Zespół w składzie m.in. z byłym królem strzelców naszego turnieju - Krystianem Zielińskim zmierzył się z JGSM Patriotic. I już na samym początku meczu dał się zaskoczyć. Po stałym fragmencie gry prowadzenie dla JGSM Patriotic strzałem głową z bliskiej odległości zdobył Patryk Buczkowski. Później faworyt (zwłaszcza w pierwszej połowie) grał bardzo nerwowo i miał spory problem ze skutecznością. Z drugiej strony bardzo dobrze między słupkami spisywał się Kamil Zarychta. Bramkarz JGSM Patriotic miał też sporo szczęścia, bo raz uratował go słupek, a kilka razy bronił wręcz w nieprawdopodobny sposób. - Miałem trochę szczęścia, ale bez niego w sporcie nic wielkiego nie da się osiągnąć. Z drugiej strony zagrałem bardzo dobry mecz, to był mój dzień. Jestem też bardzo zadowolony z postawy kolegów z drużyny - przyznał skromnie szczęśliwy Kamil Zarychta.

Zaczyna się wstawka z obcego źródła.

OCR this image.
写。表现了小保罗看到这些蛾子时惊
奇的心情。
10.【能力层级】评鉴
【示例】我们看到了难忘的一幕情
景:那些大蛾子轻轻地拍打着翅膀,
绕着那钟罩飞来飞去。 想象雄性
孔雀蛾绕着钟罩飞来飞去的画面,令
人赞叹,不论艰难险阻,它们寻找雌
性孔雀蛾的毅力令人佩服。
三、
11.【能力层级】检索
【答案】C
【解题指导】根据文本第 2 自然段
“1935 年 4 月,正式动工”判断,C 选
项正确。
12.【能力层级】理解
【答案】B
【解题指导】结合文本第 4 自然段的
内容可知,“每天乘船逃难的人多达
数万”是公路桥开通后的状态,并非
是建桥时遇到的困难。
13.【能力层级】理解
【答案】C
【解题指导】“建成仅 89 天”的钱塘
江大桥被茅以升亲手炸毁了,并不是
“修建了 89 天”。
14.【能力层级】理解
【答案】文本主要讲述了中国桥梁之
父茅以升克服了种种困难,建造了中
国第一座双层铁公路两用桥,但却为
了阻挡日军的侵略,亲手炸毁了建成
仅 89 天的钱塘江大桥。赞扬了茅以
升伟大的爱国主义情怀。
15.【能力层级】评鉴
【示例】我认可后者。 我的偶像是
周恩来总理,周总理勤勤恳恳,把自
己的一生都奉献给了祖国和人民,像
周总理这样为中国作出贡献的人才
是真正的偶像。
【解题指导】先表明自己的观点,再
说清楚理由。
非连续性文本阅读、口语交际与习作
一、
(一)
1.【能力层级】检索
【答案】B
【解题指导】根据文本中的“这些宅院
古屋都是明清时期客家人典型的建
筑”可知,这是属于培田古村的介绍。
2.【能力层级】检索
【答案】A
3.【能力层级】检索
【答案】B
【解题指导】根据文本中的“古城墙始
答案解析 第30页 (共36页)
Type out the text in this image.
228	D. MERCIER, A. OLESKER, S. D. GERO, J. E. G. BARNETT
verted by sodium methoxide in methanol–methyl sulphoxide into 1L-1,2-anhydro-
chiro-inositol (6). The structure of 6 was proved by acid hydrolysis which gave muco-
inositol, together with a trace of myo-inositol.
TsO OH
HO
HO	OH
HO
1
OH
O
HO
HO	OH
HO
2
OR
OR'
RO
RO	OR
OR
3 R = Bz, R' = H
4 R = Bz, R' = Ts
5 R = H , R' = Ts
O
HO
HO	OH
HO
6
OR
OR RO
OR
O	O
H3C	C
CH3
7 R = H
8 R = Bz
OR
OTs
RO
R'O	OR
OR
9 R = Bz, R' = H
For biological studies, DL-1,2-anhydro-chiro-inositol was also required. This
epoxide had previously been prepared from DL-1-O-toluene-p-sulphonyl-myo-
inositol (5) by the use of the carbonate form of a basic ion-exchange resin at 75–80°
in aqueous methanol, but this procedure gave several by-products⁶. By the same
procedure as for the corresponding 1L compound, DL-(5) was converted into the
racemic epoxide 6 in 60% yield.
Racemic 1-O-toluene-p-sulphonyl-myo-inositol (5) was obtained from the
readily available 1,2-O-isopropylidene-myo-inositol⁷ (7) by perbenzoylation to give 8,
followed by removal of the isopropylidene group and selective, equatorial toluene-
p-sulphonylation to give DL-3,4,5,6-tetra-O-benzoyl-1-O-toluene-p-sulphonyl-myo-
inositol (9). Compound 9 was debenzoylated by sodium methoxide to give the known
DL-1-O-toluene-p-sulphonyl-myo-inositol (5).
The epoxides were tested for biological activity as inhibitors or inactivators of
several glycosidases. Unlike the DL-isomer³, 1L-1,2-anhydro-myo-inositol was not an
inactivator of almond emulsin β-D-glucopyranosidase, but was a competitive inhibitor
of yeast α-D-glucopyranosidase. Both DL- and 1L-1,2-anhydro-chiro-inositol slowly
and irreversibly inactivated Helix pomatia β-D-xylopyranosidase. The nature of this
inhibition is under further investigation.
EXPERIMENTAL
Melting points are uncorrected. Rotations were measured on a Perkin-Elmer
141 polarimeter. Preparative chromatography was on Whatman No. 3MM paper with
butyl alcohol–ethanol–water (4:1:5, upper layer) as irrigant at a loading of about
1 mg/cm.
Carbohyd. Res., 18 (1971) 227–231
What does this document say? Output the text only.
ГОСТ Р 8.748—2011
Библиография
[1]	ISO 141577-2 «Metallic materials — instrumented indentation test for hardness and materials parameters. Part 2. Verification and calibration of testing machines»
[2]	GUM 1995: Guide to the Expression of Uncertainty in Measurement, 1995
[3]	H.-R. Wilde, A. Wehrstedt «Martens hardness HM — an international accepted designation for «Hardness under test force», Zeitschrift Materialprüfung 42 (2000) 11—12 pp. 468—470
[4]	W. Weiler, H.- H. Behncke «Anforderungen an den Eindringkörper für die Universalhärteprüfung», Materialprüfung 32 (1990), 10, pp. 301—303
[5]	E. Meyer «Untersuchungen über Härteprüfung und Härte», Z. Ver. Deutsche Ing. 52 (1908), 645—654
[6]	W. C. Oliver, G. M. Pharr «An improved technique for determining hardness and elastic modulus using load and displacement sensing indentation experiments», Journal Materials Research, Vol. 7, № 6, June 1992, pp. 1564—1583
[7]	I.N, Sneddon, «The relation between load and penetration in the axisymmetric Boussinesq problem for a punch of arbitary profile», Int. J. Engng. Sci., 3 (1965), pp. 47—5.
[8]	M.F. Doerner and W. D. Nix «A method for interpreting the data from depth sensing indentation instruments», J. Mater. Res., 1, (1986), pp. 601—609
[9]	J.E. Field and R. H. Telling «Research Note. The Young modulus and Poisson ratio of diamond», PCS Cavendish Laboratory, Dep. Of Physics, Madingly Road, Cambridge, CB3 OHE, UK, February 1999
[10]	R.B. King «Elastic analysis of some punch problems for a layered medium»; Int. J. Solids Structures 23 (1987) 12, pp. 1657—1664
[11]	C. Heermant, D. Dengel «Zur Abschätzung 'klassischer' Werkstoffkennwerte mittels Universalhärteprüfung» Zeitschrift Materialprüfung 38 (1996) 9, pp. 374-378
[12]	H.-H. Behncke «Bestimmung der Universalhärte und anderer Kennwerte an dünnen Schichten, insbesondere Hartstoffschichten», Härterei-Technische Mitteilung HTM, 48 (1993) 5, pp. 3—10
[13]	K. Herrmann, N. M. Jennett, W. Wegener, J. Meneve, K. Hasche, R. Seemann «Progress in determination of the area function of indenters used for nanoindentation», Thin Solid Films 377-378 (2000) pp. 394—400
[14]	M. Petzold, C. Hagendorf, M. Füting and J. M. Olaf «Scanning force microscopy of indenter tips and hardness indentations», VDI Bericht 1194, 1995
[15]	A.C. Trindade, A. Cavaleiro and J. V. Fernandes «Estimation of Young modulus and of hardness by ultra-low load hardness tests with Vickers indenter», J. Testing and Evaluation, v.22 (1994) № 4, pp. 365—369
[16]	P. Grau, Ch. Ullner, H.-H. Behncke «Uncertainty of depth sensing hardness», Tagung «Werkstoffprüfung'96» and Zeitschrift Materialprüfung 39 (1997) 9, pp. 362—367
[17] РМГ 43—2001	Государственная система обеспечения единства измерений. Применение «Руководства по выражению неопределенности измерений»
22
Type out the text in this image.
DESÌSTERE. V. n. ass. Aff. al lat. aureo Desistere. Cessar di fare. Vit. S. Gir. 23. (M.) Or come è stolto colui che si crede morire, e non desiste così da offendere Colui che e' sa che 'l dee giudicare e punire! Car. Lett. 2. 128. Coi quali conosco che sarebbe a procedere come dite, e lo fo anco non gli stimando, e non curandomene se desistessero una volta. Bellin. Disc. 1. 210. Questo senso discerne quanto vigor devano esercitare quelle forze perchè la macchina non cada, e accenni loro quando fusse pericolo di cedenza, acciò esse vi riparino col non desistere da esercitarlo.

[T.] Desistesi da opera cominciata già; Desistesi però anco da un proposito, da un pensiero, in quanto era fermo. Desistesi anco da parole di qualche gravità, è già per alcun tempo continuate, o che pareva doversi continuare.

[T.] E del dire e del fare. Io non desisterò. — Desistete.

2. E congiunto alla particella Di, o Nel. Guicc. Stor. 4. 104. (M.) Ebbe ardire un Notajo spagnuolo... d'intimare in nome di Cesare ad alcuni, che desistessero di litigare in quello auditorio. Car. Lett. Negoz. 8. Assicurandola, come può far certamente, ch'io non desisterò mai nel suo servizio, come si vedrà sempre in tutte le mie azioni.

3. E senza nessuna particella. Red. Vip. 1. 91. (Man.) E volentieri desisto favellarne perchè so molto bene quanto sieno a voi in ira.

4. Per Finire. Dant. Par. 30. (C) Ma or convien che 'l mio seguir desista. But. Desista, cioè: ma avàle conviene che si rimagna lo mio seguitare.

W końcówce meczu wygrał on kilka pojedynków jeden na jeden z rywalami. - Zawiodła nas skuteczność, brakowało też odpowiedniego zacięcia w grze. Na pewno jednak nie powiedzieliśmy jeszcze ostatniego słowa i wciąż naszym celem jest wygranie całego turnieju - dodał niepocieszony Krystian Zieliński.
Drugi dzień Wakacji z Futbolem obfitował w kilka pięknych bramek - np. Przemysław Słowik, kapitan NWK Team popisał się efektownym lobem. Chwilę później Paweł Borcuch z NasPolDym pokonał bramkarza Hebanów strzałem zza połowy!
Grupa A:
Orlik 27 Kielce I - Krakersi 1:0 (Grzela), CK Czarnowia - Orlik 27 Kielce II 9:0 (Mikołajczyk 4, Ogonowski 3, Gajos, Idzik)
Grupa A:
Słabiaki - Who's next 1:1 (Sadko - Raczyński), JGSM Patriotic - Red and Yellow II 1:0 (Buczkowski)
Grupa B:
DWS - Neptycy 0:5 (D. Osuch 3, Rubak 2), Impreza u Kuziego - MCH Skład 0:1 (Hrabąszcz),
Grupa C:
NWK Team - Armia Durlina 2:1 (Szcześniak, Słowik - Rubak), NasPolDym - Hebany 2:6 (Zając, Borcuch - Tekiel 3, Niezgoda 2, Ołubek), Szybcy i wściekli - NWK Team 5:2 (Gawior 2, Słupierz 2, Sala - Słowik 2)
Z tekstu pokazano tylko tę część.